A total of 59 women were raped and sexually harassed on public transports in 52 incidents in 2019, according to a report by the Jatri Kalyan Samity – a platform for public transport passengers.
The organisation said that those incidents took place on road, rail and waterways.
The Jatri Kalyan Samity prepared the report based on the news published by different media outlets.
The report revealed that as many as 44 of the incidents took place on roads, four in railways and four others on waterways. According to media reports, 44 of these cases were reported and 93 accused were arrested.
Out of the 44 cases filed, 16 were rape cases, 12 were of gang rape, nine attempts to rape and 15 others of sexual harassments.
One case that saw widespread protests was the rape and murder of law student Rupa Khatun on a moving bus in Tangail in 2017. The trial of the case ended within a short period in 2019.
Four transport workers were sentenced to death and one was given seven years' imprisonment in the case. The rate of this type of occurrences somewhat reduced after the trial, but at present, these incidents are rising at a worrying rate due to the delay in filing of cases, arrests and trials of the accused.
Women are subject to disrespectful behavior, sexual assault, harassment and repression while using public transport, the report said. They are not only harassed by transport workers but also by other males travelling with them.
Mozammel Hoque Chowdhury, secretary general of the Jatri Kalyan Samity, said the number of news published is just a figurative measure of the real number of incidents.
"The actual scenario is far worse.
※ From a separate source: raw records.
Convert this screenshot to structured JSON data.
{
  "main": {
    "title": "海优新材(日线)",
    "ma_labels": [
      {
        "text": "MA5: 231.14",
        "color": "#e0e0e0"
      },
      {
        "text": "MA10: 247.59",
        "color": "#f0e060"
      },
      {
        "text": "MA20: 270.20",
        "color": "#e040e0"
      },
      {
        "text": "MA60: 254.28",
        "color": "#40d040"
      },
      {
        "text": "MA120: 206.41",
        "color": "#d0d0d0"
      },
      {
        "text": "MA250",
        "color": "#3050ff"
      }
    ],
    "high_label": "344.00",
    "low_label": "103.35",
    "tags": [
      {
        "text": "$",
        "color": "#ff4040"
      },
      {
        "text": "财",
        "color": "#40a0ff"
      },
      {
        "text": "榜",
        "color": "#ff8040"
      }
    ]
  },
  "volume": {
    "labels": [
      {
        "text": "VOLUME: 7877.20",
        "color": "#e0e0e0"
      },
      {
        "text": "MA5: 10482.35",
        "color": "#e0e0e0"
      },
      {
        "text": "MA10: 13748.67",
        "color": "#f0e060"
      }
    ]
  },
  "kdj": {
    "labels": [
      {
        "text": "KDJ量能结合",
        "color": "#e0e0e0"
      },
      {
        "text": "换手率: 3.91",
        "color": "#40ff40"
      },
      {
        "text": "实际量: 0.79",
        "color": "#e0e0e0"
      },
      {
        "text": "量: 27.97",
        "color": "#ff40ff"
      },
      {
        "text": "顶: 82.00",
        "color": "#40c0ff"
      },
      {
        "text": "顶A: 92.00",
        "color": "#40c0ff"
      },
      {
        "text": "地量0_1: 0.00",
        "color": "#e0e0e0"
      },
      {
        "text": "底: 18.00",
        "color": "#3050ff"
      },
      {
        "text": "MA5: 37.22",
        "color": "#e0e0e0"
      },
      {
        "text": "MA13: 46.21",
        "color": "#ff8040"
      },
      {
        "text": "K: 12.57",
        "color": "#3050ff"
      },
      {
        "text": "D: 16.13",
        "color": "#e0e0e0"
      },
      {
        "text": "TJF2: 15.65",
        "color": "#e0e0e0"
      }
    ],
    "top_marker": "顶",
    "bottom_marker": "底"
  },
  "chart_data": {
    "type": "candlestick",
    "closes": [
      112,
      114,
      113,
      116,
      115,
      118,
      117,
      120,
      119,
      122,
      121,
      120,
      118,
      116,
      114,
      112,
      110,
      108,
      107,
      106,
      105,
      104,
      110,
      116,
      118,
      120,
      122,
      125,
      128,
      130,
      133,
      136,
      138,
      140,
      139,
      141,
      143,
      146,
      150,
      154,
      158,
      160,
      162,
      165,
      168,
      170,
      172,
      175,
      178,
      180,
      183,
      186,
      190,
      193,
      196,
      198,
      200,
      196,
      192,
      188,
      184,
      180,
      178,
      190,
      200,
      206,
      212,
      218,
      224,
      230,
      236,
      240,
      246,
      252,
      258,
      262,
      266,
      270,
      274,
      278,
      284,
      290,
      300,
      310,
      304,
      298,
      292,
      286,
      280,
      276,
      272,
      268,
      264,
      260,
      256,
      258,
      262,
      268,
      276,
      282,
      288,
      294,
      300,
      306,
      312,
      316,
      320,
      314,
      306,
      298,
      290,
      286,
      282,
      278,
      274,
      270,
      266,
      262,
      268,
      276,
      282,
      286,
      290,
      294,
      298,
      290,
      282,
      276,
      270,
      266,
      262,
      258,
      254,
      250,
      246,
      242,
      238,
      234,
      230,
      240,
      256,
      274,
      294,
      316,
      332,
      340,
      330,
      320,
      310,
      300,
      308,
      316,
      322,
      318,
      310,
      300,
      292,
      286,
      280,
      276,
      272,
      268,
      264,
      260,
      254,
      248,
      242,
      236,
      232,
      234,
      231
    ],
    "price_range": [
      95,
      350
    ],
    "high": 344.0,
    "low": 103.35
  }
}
Many of these victims do not get any sort of justice as they do not file cases fearing social stigma and a lengthy legal process."
The platform placed eight recommendations to stop such crimes, including installing CCTV cameras inside public transport; mandating uniforms with separate nameplates for bus drivers, helpers and supervisors; and preparing a database with appointment letters, national identity cards and photos of drivers, helpers and supervisors.
The platform also suggested installing signboards with the transport company's hotline number, phone number and vehicle's registration number inside the transports in visible locations.
Other recommendations included increasing the number of vehicles; putting reserved sits for women in buses and minibuses near the vehicle's entrance; and not allowing public transports to have opaque or covered windows.
Legal action should be taken and justice should be served as soon as possible for such incidents, the platform added.